На призрак сей подуй – и нет его…
Но он ошибся. Произошло как раз то, чего он „испугался“ – испугался прежде рассудка, непосредственно, глубиной духа. Имя обрушилось на него, тень сорвала с него порфиру, звук лишил наследства его детей, и призрак его погубил». Так реализм Пушкина начинал обретать трезвую религиозную первооснову, в ядре которой уже заключался будущий Толстой, будущий Достоевский. «Формула» этого реализма не укладывалась в «формулу» реализма западноевропейского, сделавшего акцент на свободном, самодостаточном, суверенном человеке – пленнике своих земных несовершенств.
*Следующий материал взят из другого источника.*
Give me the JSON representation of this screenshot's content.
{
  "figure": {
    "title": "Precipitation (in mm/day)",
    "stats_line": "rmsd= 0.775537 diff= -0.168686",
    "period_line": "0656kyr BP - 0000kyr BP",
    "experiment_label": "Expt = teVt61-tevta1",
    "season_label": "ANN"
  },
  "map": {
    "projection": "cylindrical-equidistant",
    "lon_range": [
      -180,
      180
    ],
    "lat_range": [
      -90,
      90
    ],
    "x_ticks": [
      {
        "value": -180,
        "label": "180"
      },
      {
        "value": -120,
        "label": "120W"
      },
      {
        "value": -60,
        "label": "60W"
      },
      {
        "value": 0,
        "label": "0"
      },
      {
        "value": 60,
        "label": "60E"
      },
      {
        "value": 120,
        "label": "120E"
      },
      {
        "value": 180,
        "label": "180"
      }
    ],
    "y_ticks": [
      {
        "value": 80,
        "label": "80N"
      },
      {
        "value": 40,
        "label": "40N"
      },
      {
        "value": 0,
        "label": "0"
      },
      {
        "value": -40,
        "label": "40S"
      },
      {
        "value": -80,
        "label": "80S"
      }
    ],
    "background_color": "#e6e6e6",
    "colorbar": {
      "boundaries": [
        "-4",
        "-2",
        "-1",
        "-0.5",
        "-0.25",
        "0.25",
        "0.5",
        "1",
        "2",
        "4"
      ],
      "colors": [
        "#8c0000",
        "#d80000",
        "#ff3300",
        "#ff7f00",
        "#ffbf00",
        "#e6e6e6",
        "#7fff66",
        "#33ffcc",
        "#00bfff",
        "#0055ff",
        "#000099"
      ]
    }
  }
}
Далеко не случайно, что Пушкин оценивал трагедию «Борис Годунов» едва ли не выше всего им созданного. В момент завершения своего труда он радовался как ребенок: «Трагедия моя кончена: я перечел ее вслух, один, и бил в ладоши, и кричал, ай да Пушкин, ай да сукин сын!» В этой трагедии Пушкин вышел на новую дорогу в своем искусстве. Пытаясь дать себе отчет в этом, в одном из набросков предисловия к «Борису Годунову» он писал: «Отказавшись добровольно от выгод, мне представляемых системою искусства, оправданной опытами, утвержденной привычкою, я старался заменить сей чувствительный недостаток верным изображением лиц, времени, развитием исторических характеров и событий – словом, написал трагедию истинно романтическую» (курсив мой. – Ю. Л.). Термина «реализм» в ту пору еще не существовало. Вместо него Белинский вскоре введет в свои критические статьи понятие поэзия действительности. Пушкин же аналогичное понятие определяет как истинный романтизм, то есть реализм.